Я продолжала расти и уже знала, что обречена на одиночество. Утешения я искала в собственном отражении. По утрам Луиза накручивала мои волосы на палку, и я с удовлетворением созерцала в зеркале свое обрамленное локонами лицо. Брюнетки с голубыми глазами не так часто встречаются, сказал мне кто-то, — и я поняла, что ценится то, что редко. Друзья родителей подпитывали мое тщеславие: они делали мне вежливые комплименты, хвалили мои достоинства. Я любила прижиматься к пушистому меху, к шелковистым дамским корсажам. Мужчины вызывали во мне иные чувства: их усы, запах табака, низкие перекаты голоса, сильные руки, отрывающие меня от пола, внушали уважение. Во что бы то ни стало я старалась их заинтересовать: принималась дурачиться, затевала возню, ловя их реакцию, которая должна была вырвать меня из тисков моего младенческого небытия и доказать, что я действительно существую в их недоступном взрослом мире. Однажды вечером к нам зашел приятель отца: я наотрез отказалась есть тушеный салат и упрямо отталкивала от себя тарелку. Уехав отдыхать, он прислал родителям открытку, где пошутил в мой адрес: «А что Симона, по-прежнему обожает тушеный салат?» Написанное имело для меня еще больший вес, чем сказанное: я ликовала. В следующий раз мы встретили месье Дарделя у входа в Нотр-Дам-де-Шан.
Правда, такого рода разочарования случались не часто. Любое событие у нас в семье сопровождалось пространными комментариями; мои рассказы охотно выслушивали, мои слова повторяли. Бабушки-дедушки, тети-дяди, кузены и кузины — вся наша бесчисленная родня убеждала меня в моей значимости. Более того: целый сонм неземных существ склонялся надо мной с заботливым участием. Едва я начала ходить, мать привела меня в церковь; она показала мне восковые, гипсовые и просто написанные на стене фигуры: это были младенец Иисус, Господь Бог, Пресвятая Дева и ангелы. Один из них, подобно Луизе, специально был приставлен ко мне, чтобы за мной следить. Мое детское небо светилось мириадами добрых, внимательных глаз.

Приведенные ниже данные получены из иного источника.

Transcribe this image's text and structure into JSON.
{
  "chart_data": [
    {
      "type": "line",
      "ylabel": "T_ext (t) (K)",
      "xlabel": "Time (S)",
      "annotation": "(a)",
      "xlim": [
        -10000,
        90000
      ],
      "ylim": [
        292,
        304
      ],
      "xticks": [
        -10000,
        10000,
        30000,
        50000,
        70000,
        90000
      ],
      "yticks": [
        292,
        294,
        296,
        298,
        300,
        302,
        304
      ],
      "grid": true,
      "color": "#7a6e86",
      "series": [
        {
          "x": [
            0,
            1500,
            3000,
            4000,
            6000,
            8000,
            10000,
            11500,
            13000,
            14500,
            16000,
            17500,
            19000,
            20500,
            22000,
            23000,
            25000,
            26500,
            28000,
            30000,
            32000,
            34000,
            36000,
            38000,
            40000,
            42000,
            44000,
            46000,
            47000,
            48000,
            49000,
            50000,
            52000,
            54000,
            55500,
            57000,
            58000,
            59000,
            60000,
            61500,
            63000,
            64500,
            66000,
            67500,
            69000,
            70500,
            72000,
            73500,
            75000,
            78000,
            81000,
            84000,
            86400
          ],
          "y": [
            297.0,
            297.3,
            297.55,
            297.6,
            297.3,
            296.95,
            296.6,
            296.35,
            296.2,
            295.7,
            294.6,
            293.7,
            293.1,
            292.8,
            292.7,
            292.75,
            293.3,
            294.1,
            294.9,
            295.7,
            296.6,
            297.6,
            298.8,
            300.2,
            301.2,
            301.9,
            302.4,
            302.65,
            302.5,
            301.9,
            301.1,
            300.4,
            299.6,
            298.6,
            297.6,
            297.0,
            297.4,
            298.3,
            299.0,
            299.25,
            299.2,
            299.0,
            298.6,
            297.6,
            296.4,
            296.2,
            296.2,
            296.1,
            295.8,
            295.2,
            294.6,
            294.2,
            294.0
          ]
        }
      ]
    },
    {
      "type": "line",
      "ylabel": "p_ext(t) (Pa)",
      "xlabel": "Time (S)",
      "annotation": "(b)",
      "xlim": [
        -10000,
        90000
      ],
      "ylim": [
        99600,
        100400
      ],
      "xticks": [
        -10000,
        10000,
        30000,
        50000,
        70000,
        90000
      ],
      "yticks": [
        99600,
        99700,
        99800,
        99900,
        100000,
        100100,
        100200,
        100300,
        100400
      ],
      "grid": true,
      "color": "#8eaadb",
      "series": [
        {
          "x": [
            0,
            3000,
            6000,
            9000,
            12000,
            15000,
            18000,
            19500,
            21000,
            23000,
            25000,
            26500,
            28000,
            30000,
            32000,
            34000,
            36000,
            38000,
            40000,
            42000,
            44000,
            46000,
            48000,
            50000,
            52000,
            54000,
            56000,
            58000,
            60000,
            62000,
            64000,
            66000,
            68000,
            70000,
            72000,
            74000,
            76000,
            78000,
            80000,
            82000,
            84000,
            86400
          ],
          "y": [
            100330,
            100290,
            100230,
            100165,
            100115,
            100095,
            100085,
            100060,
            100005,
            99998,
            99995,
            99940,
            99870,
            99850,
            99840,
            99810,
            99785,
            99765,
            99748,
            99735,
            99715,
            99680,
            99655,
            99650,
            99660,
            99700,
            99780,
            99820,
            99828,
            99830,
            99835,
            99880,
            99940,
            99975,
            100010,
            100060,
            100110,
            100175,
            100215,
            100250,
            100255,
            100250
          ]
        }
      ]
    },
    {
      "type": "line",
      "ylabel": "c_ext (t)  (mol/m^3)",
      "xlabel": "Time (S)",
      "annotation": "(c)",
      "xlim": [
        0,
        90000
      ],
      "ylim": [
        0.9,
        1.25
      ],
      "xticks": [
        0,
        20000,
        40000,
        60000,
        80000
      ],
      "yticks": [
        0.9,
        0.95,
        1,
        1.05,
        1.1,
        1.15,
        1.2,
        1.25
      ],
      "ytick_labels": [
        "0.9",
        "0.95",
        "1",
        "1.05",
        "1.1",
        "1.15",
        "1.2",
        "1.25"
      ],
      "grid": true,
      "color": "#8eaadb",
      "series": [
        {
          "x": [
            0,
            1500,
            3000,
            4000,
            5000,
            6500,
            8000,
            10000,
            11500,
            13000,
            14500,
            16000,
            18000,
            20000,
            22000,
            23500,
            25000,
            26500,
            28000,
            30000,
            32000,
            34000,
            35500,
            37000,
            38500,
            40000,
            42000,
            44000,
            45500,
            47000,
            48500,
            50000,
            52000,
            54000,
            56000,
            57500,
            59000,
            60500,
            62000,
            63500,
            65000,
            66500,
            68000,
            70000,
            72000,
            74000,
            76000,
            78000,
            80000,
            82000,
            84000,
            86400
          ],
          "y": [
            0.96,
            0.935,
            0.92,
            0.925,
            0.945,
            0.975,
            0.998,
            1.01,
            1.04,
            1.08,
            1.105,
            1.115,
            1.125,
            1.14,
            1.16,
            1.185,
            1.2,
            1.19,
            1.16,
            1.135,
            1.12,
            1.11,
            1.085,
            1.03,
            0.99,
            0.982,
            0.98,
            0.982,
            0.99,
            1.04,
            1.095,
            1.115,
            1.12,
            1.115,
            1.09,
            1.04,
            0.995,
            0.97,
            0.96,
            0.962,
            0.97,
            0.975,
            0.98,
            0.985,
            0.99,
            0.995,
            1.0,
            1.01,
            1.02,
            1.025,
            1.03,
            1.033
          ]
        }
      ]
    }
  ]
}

На земле обо мне неустанно пеклись родные моей матери: мои бабушка и тетка. У бабушки были розовые щеки, белые волосы и бриллианты в ушах; она сосала пастилки для горла, твердые и круглые, которые зачаровывали меня своей многоцветной прозрачностью. Я любила бабушку за то, что она старая; я любила также тетю Лили, потому что она была молода. Как маленькая, она жила со своими родителями, и от этого казалась мне доступней, чем другие взрослые. У деда было красное лицо, блестящая лысина и серая щетина на подбородке. Он исправно качал меня на кончике ноги, но у него был такой хриплый голос, что я никогда не знала, шутит он или ругается. Каждый четверг я ходила к ним на второй завтрак. Бабушка подавала к столу всякие лакомства: слоеные пирожки, сладкие груши, пышные воздушные пирожные. Когда трапеза оканчивалась, дед садился в штофное кресло и дремал, а я забиралась под стол и тихонько играла. Потом дед уходил, и бабушка доставала из буфета металлический волчок: пока он крутился, на него надо было бросать кольца из разноцветного картона. Позади свинцовой фигурки, которую называли «папаша Колик», бабушка зажигала что-то в белой чашечке, и над ней начинал куриться коричневатый дымок. Мы с бабушкой играли в домино или в карты, иногда в бирюльки. Столовая казалась мне тесной и душной, так много в ней было вещей: она походила скорее на антикварную лавку. На стенах не оставалось ни сантиметра свободного пространства: всё сплошь гобелены, фаянсовые тарелки, картины невероятного колорита; на одной из них среди вороха зеленой капусты валялась убитая индюшка. Столики были покрыты бархатом, плюшем или гипюром; в медных кашпо томились аспидистры. От всего этого мне делалось тоскливо.